Recording clinical information

Use the Current Encounter screen to record information and access the clinical modules. This information includes the REF, your own clinical notes and entries made by the clinical modules used during an encounter. After updating the patient's record, you can add billing information and end the encounter.

Current Encounter screen

When an encounter starts, the Current Encounter section opens in the Clinical Records screen. The Current Encounter section is where you access clinical modules like Problems, Drugs, Observations, Referrals and Immunisations, etc, and enter the RFE (reason for encounter) and clinical notes. When you end the encounter, the information will appear in the History View section, and information from the clinical modules is saved to their respective tabs in the Summary Views section.

To learn more about the other sections, see the Navigating Clinical Records article.

RFEs & Coded RFEs

Ideally an RFE is recorded for every clinical encounter and is entered into the field provided. You can type in the RFE or tick the Use Coded RFEs box if your practice uses a standard set of reasons. 

Coded RFEs are a good way of having a consistent set of RFEs that are used by all providers at the practice. If you use coded RFES, start typing the code and press enter when the RFE auto-fills. Coded RFEs can also be configured to add text to the clinical notes field, for example, a checklist for the condition. To enable Coded RFEs, select Tools menu > Global Options and tick Use Coded RFEs

To add custom RFEs: From Clinical, select the Tools menu > Clinical Setup > RFE codes. Select Add New button. Enter the Code (to type in) and Description (which will appear in RFE field) and the Default Notes. The Default Notes will be automatically added to the clinical notes when if you select that RFE.

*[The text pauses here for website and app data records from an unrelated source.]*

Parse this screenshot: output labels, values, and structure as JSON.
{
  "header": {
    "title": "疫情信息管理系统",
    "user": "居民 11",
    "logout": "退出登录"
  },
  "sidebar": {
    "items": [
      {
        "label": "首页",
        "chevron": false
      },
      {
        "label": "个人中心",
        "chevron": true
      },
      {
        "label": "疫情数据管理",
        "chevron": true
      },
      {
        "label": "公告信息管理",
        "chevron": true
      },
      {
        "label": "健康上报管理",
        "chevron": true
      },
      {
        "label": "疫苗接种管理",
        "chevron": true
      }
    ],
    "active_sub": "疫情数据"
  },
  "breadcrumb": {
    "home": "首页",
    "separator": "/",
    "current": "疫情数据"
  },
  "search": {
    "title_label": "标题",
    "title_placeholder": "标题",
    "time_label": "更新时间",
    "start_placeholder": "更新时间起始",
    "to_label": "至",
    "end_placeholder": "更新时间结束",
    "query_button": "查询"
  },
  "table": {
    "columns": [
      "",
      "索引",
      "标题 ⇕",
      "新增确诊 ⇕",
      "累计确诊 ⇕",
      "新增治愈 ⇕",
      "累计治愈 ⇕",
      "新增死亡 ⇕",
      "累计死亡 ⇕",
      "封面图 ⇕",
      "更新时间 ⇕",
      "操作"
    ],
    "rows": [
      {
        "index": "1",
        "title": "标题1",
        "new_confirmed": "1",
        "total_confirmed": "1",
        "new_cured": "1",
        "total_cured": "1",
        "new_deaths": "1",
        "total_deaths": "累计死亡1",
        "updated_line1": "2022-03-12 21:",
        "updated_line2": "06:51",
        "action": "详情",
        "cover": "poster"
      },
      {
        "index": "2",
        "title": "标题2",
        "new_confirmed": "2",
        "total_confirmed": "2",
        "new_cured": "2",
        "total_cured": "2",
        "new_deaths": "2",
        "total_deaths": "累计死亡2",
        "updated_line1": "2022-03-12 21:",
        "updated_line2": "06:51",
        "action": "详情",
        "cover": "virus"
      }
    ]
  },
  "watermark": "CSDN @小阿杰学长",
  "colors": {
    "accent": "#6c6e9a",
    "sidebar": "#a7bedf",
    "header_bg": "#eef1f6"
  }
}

Clinical notes & Auto Text.

Type your clinical notes into the text section below the RFE.  To save time, you can use the Auto Text feature, and just type in a shorthand term to add a clinical entry or checklist. For example, you could type "sore throat" to add a list of checks to complete. As noted above, you could also use the RFE "sore throat" to add a list of checks to complete.

To view the list of Auto Text shorthands available, and to add new ones, open Clinical and select the Tools menu > Clinical WP Setup > Auto Text and use Add New to add the Shorthand and Longhand text.

Updating clinical notes

You can change a clinical encounter's notes up to the end of the day it was created. To do this, start an encounter for the patient and select Continue Encounter from the dialog. You can now update your RFE, clinical notes and information entered.

The day after the clinical encounter, you can append an encounter's notes in the History View by right-clicking the encounter's date and selecting Add Further Notes.  This opens a field that will add New Addendum notes into that encounter. 

Problem definition

The tab you enter your REF and clinical notes into will be called Undefined Problem, and this can be updated with a problem definition if you use the optional Problems module to select a condition/diagnosis. If you do use the Problems Module,  you can select an Existing or Recent problem,  a Problem from the ICPC, or Manually add a problem. You can have multiple Problem tabs, each with its own RFE and clinical notes if there are multiple problems presented. The problem classification will also be added to the Problems tab in Summary Views.

Encounter workflow

A common workflow for recording information is:

  1. Start the encounter with the patient.
    For a detailed explanation of how to do this, see the Start an encounter article.
  2. Enter a reason for the encounter into the REF field - what the patient presented with.
  3. Select the Problems module then locate and select the problem.
    The problem will be added to the tab, for example, "Ache; stomach" in the screenshot below.
  4. Use the Observations module, and any other modules, as required.
    Where applicable, these modules will record information as shown in the screenshot below (RX and Referral). 
  5. Type your consultation notes and findings into the "free text field".
    All of this information will be saved to History View and Summary Views.
    Remember that information will be uploaded to My Health Record if the patient has registered, and these uploads can be turned off as explained in the Patient Consent section of the My Health Record Article.